17/08/30 12:19:36 INFO TransportClientFactory: Successfully created connection to localhost/127.0.0.1:7077 after 309 ms (0 ms spent in bootstraps)
17/08/30 12:19:37 INFO Worker: Successfully registered with master spark://127.0.0.1:7077
and this is the log of the second worker which apparently failed to start:
Spark Command: /usr/lib/jvm/java-8-openjdk-amd64/bin/java -cp /media/ahmedn1/Ahmedn12/spark/conf/:/media/ahmedn1/Ahmedn12/spark/jars/*
-Xmx1g org.apache.spark.deploy.worker.Worker --webui-port 8082 spark://localhost:7077
17/08/30 12:19:34 INFO Worker: Started daemon with process name: 28819@ahmedn1-Inspiron-5555
17/08/30 12:19:34 INFO SignalUtils: Registered signal handler for TERM
17/08/30 12:19:34 INFO SignalUtils: Registered signal handler for HUP
17/08/30 12:19:34 INFO SignalUtils: Registered signal handler for INT
17/08/30 12:19:36 INFO SecurityManager: Changing view acls to: ahmedn1
17/08/30 12:19:36 INFO SecurityManager: Changing modify acls to: ahmedn1
17/08/30 12:19:36 INFO SecurityManager: Changing view acls groups to:
17/08/30 12:19:36 INFO SecurityManager: Changing modify acls groups to:
17/08/30 12:19:36 INFO SecurityManager: SecurityManager: authentication disabled; ui acls disabled; users with view permissions: Set(ahmedn1); groups with view permissions: Set(); users with modify permissions: Set(ahmedn1); groups with modify permissions: Set()
17/08/30 12:19:37 INFO Utils: Successfully started service 'sparkWorker' on port 46067.
17/08/30 12:19:38 INFO Worker: Starting Spark worker 127.0.0.1:46067 with 2 cores, 1000.0 MB RAM
17/08/30 12:19:38 INFO Worker: Running Spark version 2.2.0
17/08/30 12:19:38 INFO Worker: Spark home: /media/ahmedn1/Ahmedn12/spark
17/08/30 12:19:38 INFO ExternalShuffleService: Starting shuffle service on port 7337 (auth enabled = false)

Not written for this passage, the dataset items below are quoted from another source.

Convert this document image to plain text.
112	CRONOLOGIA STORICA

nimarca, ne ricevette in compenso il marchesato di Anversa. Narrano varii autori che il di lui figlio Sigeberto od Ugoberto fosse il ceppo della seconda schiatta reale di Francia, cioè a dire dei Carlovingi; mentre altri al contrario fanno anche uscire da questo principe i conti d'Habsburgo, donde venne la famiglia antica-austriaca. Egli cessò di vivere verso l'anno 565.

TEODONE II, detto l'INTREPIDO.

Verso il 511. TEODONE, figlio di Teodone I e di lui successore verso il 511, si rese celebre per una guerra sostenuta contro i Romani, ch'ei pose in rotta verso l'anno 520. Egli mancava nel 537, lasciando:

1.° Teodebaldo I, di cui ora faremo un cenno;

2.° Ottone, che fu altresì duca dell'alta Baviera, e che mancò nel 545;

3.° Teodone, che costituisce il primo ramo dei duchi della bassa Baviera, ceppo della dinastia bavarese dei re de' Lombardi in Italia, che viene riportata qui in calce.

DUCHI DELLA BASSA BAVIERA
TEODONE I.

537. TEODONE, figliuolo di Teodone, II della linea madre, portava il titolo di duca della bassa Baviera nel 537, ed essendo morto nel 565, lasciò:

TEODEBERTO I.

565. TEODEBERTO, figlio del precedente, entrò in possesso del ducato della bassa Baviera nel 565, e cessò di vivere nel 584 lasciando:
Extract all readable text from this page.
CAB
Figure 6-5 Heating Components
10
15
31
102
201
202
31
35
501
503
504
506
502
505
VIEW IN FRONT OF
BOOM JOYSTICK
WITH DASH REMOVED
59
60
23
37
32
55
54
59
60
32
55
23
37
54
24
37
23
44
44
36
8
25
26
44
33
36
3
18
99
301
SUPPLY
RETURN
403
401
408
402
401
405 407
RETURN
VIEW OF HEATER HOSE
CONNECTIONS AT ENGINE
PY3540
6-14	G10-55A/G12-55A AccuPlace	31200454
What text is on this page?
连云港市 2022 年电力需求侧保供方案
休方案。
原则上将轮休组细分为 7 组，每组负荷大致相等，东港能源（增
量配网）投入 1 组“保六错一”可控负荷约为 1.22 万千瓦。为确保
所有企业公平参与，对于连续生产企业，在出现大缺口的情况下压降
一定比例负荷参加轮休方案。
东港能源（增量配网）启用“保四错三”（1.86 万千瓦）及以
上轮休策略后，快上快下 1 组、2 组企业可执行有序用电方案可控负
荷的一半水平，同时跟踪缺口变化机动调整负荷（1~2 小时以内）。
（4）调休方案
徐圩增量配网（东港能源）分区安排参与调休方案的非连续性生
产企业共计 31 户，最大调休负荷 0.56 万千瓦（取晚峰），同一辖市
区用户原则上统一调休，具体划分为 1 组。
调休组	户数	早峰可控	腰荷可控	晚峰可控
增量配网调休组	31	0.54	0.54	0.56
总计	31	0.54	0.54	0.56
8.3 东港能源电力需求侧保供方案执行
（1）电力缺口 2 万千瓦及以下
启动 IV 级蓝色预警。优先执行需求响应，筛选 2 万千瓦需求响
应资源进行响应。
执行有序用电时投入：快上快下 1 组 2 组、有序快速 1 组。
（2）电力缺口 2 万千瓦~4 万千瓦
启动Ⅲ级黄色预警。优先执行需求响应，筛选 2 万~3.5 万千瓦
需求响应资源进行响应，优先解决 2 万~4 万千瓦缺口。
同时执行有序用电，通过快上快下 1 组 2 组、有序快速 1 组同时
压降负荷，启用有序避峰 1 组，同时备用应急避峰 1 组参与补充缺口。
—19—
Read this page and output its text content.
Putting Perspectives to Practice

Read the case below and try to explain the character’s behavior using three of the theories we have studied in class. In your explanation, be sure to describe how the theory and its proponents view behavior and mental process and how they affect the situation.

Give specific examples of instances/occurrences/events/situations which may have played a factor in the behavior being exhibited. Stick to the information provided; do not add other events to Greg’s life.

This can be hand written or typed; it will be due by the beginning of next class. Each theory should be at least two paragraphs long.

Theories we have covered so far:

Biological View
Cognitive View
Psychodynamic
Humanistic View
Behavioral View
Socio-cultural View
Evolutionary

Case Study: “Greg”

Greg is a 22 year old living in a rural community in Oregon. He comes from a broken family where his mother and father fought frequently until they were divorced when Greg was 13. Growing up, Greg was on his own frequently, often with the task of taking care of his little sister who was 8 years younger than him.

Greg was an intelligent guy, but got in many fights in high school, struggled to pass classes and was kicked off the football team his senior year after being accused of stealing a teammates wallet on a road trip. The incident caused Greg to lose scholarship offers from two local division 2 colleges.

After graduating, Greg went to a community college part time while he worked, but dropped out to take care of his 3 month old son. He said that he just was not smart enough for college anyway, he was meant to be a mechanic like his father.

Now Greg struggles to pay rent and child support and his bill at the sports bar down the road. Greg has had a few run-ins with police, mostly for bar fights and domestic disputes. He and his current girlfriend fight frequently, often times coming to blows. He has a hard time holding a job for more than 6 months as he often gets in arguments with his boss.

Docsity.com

17/08/30 12:19:38 ERROR Inbox: Ignoring error java.net.BindException: Address already in use at sun.nio.ch.Net.bind0(Native Method) at sun.nio.ch.Net.bind(Net.java:433) at sun.nio.ch.Net.bind(Net.java:425) at sun.nio.ch.ServerSocketChannelImpl.bind(ServerSocketChannelImpl.java:223) at io.netty.channel.socket.nio.NioServerSocketChannel.doBind(NioServerSocketChannel.java:127) at io.netty.channel.AbstractChannel$AbstractUnsafe.bind(AbstractChannel.java:501) at io.netty.channel.DefaultChannelPipeline$HeadContext.bind(DefaultChannelPipeline.java:1218) at io.netty.channel.AbstractChannelHandlerContext.invokeBind(AbstractChannelHandlerContext.java:496) at io.netty.channel.AbstractChannelHandlerContext.bind(AbstractChannelHandlerContext.java:481) at io.netty.channel.DefaultChannelPipeline.bind(DefaultChannelPipeline.java:965) at io.netty.channel.AbstractChannel.bind(AbstractChannel.java:210) at io.netty.bootstrap.AbstractBootstrap$2.run(AbstractBootstrap.java:353) at io.netty.util.concurrent.SingleThreadEventExecutor.runAllTasks(SingleThreadEventExecutor.java:399) at io.netty.channel.nio.NioEventLoop.run(NioEventLoop.java:446) at io.netty.util.concurrent.SingleThreadEventExecutor$2.run(SingleThreadEventExecutor.java:131) at io.netty.util.concurrent.DefaultThreadFactory$DefaultRunnableDecorator.run(DefaultThreadFactory.java:144) at java.lang.Thread.run(Thread.java:748)
So, I see the problem is in Address Binding which might be related to ports. But isn't it supposed to automatically select a free port?